• U.S.

Sport: MANHATTAN TO MOSCOW

4 minute read
TIME

TRACK and field stars traditionally take it easy the year after the Olympics. Not in 1961. New marks have been set at almost every meet as U.S. trackmen have raced through the spring, scrambling for a place on the team that takes off next month for a competitive tour of Europe and Russia. Tickets for the big trip will go to the top two men in each event at next week’s A.A.U. championships in New York. There, and at the N.C.A.A. championships this week in Philadelphia, athletes from across the country promise to tear the record book to tatters. The top events:

100-Yd. Dash. So far this season, four men—San Jose State’s Dennis Johnson, Villanova’s Frank Budd, Oregon’s Harry Jerome, Florida A. & M.’s Bob Hayes—have equaled Mel Patton’s 13-year-old. 9.3-sec. record. Somewhere between Manhattan and Moscow, one of the quartet may well set a new mark. Best prospect: Johnson, a sinewy Jamaican sprinter who has already been clocked in 9.2 sec. while running ahead of a helpful tail wind.

One-Mile Run. The U.S. has only two better-than-four-minute milers: Oregon’s rangy Dyrol Burleson, who shaved .2 sec. from Herb Elliott’s American record with a 3:57.6-min. mile last month, and stubby Jim Beatty of Santa Clara (Calif.) Youth Village, whose best effort is 3:58. Each time the two have met, Beatty has won. Betting is high that they may soon push each other close to Australian Elliott’s world record (3:54.5).

High Jump. Boston University’s erratic John Thomas is sometimes at his best, sometimes at his worst when the competition is close. It will be closer than ever at both the N.C.A.A. and the A.A.U. meets. Southern California’s Bob Avant became the eighth 7 ft. high jumper on record in the Mt. San Antonio Relays last April in Walnut, Calif., when he scraped over the bar at an even 7 ft. Thomas, whose best jump this season is 7 ft. 2 in., was pressed hard by Avant at the Compton (Calif.) Invitational fort night ago, won at 6 ft. 10 in. only because he missed fewer times.

Pole Vault. Olympic Champion Don Bragg has a new world mark to shoot at. Oklahoma State’s George Davies bettered Bragg’s record by a full inch with a 15-ft. 10¼-in. performance last month in Boulder, Colo. Both men are sure to soar still higher.

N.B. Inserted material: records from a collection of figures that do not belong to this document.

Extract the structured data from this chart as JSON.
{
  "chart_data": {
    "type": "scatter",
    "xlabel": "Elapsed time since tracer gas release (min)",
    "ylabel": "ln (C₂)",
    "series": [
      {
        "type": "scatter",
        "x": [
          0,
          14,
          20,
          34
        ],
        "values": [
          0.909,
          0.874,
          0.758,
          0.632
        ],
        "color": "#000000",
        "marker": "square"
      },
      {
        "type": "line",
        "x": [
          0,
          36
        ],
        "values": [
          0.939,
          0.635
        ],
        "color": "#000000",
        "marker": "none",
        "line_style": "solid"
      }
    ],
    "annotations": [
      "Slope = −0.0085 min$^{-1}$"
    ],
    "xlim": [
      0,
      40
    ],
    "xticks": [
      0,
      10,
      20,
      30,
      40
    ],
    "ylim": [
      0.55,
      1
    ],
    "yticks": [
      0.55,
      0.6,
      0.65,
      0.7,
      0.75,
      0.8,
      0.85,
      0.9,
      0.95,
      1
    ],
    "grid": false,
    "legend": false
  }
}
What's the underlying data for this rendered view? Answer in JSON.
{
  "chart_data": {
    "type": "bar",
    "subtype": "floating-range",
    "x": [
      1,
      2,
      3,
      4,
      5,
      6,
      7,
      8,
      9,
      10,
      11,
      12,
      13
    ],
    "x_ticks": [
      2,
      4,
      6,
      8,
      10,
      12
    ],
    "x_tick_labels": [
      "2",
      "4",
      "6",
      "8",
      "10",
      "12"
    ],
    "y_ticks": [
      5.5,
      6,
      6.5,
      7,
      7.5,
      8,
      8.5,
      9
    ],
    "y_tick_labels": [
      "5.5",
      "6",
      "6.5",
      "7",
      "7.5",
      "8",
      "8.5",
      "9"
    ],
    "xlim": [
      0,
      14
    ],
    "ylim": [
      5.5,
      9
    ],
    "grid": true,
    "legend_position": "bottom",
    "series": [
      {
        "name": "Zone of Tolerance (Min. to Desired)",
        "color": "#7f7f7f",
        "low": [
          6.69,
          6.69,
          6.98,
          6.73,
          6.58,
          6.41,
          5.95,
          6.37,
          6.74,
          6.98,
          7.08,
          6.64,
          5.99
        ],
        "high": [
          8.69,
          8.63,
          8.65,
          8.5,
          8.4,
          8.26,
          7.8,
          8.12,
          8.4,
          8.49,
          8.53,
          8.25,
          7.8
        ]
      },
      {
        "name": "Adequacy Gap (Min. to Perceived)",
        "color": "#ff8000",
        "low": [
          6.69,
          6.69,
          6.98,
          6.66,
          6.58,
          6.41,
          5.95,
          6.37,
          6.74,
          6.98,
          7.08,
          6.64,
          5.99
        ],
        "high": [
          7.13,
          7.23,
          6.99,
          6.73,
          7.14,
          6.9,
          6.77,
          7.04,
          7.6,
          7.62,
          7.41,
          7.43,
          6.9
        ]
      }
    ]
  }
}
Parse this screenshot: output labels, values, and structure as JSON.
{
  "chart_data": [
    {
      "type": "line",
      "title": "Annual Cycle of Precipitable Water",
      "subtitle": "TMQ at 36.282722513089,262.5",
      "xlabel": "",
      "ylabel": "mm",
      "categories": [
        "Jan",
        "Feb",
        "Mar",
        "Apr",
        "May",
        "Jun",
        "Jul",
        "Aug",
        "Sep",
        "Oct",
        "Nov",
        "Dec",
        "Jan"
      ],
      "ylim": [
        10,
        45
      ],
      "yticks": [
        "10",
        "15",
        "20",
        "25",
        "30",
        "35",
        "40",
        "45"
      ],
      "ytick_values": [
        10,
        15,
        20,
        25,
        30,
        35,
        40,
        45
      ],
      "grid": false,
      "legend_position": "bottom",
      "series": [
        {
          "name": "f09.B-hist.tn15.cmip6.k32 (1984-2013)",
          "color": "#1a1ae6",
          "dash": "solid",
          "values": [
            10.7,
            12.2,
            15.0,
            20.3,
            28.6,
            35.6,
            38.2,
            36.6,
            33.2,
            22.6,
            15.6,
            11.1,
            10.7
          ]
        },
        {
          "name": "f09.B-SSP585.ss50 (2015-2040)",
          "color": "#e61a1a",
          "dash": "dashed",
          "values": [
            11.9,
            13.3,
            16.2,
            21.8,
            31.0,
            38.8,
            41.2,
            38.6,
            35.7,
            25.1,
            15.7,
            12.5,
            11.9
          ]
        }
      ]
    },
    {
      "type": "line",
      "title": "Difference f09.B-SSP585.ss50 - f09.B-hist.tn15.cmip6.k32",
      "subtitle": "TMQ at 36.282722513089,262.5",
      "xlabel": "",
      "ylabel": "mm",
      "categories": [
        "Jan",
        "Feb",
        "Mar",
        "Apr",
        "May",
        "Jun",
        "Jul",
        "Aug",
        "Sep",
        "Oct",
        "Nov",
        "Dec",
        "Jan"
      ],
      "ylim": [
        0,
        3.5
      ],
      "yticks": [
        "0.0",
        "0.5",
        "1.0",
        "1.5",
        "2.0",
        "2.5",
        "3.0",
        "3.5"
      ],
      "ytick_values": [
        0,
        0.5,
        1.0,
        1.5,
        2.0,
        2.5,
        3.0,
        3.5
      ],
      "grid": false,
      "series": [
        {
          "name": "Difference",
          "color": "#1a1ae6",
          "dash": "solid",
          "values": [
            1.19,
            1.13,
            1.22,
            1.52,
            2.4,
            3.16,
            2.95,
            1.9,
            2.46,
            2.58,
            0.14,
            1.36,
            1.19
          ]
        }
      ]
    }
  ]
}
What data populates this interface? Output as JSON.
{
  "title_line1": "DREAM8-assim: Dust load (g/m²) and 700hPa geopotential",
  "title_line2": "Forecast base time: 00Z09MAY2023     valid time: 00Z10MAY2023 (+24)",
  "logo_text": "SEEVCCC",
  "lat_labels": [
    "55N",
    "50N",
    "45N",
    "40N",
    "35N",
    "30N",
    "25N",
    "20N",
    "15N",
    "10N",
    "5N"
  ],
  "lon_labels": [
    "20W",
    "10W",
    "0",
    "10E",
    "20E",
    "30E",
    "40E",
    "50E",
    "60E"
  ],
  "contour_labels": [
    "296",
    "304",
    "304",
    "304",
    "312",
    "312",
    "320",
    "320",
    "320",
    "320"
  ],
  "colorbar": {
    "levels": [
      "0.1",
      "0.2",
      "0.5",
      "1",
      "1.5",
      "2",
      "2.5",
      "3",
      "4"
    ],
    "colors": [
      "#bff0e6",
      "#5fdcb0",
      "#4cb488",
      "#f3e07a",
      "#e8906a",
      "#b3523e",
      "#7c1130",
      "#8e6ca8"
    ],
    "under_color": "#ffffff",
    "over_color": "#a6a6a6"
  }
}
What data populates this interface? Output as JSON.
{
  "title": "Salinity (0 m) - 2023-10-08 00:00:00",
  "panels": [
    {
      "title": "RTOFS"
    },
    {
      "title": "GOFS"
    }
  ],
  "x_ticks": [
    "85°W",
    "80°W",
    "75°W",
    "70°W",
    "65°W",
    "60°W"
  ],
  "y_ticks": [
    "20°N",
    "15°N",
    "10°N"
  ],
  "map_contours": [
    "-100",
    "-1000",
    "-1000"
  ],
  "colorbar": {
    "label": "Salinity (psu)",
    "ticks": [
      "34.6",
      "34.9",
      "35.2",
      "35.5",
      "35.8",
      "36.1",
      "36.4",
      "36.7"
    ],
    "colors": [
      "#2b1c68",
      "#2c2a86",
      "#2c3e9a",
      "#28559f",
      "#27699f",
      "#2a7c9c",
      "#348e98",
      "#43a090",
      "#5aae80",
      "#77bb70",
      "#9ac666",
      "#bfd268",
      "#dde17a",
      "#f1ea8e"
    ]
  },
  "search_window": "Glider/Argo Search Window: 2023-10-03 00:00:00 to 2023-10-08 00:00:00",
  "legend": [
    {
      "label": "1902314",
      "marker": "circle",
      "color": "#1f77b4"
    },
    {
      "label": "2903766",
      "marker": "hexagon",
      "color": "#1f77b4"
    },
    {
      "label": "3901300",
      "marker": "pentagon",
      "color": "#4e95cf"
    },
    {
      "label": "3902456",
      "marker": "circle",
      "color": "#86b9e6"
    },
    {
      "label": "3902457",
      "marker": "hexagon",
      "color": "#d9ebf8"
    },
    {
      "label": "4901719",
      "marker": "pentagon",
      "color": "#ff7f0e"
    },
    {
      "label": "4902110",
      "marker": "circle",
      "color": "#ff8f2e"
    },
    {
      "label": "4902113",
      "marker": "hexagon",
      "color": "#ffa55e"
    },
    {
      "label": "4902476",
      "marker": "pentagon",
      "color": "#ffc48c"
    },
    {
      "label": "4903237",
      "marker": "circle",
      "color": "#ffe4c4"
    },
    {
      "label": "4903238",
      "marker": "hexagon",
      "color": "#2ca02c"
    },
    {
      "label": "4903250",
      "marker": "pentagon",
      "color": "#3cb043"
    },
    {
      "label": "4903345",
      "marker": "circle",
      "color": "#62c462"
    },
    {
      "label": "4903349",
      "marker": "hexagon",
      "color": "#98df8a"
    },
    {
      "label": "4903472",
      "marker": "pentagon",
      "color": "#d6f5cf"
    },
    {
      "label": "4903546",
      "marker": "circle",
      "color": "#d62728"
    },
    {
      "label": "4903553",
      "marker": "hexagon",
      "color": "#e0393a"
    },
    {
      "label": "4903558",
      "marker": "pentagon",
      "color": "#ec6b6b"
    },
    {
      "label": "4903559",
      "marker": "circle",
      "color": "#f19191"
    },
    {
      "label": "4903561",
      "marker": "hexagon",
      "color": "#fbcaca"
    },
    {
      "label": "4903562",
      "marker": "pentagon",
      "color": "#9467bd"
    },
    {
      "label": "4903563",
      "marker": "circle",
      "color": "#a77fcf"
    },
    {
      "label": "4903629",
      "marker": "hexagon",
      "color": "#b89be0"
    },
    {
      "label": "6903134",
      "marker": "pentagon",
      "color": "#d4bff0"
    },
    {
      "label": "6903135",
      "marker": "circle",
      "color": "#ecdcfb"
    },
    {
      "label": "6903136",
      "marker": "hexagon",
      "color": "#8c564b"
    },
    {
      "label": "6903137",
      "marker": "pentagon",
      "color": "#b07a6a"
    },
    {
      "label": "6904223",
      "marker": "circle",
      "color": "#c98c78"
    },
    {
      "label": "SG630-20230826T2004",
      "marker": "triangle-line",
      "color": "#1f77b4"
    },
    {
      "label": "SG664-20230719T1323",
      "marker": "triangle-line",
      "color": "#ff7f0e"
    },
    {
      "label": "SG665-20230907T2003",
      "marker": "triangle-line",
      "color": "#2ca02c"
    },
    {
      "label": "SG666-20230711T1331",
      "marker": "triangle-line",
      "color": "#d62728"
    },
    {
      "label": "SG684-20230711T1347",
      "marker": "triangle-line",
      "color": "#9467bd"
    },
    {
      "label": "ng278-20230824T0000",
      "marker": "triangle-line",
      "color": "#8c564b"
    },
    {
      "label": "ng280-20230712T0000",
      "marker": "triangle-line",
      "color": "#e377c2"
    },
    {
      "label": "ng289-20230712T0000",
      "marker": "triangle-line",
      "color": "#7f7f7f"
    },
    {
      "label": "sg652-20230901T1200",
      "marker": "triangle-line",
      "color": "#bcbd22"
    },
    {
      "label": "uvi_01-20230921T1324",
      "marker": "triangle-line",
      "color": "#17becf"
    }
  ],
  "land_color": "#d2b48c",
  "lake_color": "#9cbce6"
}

Broad Jump. Nobody will be pushing versatile Ralph Boston very hard, but nobody has to. Just two weeks ago, the Tennessee State senior, competing in the high hurdles, the low hurdles, the high jump, the hop, step and jump, as well as the broad jump, ran up his school’s entire total of 47 points at the N.A.I.A. championships, was shaded by only 2 points by Texas Southern’s title-winning track team. Boston, who generally has to wait until Tennessee State’s girls (most notably Olympic Triple Gold Medal Winner Wilma Rudolph) finish training before he can use the track, and gets up at 6 a.m. on Sundays to work out, set two world broad-jump marks this season: indoors, with a 26 ft. 6-in. leap; outdoors, with a 27-ft. ½in. effort.

Shotput. With World Record Holder Bill Nieder no longer competing, the battle of the behemoths co-stars Veteran Parry O’Brien and Southern Cal’s 260-lb. Dallas Long. With a 64-ft. 7¼-in. heave last week. Long has come closest this year to Nieder’s 65-ft. 10-in. record.

Discus. California’s Rink Babka is anxious to make the Europe-bound U.S. team so that he can have it out with Poland’s Edmund Piatkowski, with whom he shares the world record of 196 ft. 6½ in. Babka should have no trouble, although he could be edged by 1960 Olympic Champion Al Oerter or Army Lieut. Jay Silvester, a fast-improving field man whose record-breaking throw of 198 ft. ½-in. at the Compton Invitational was disqualified because he lost his balance, stepped out of the ring by a fraction of an inch. Silvester’s second best throw this season: 194 ft. 1½-in.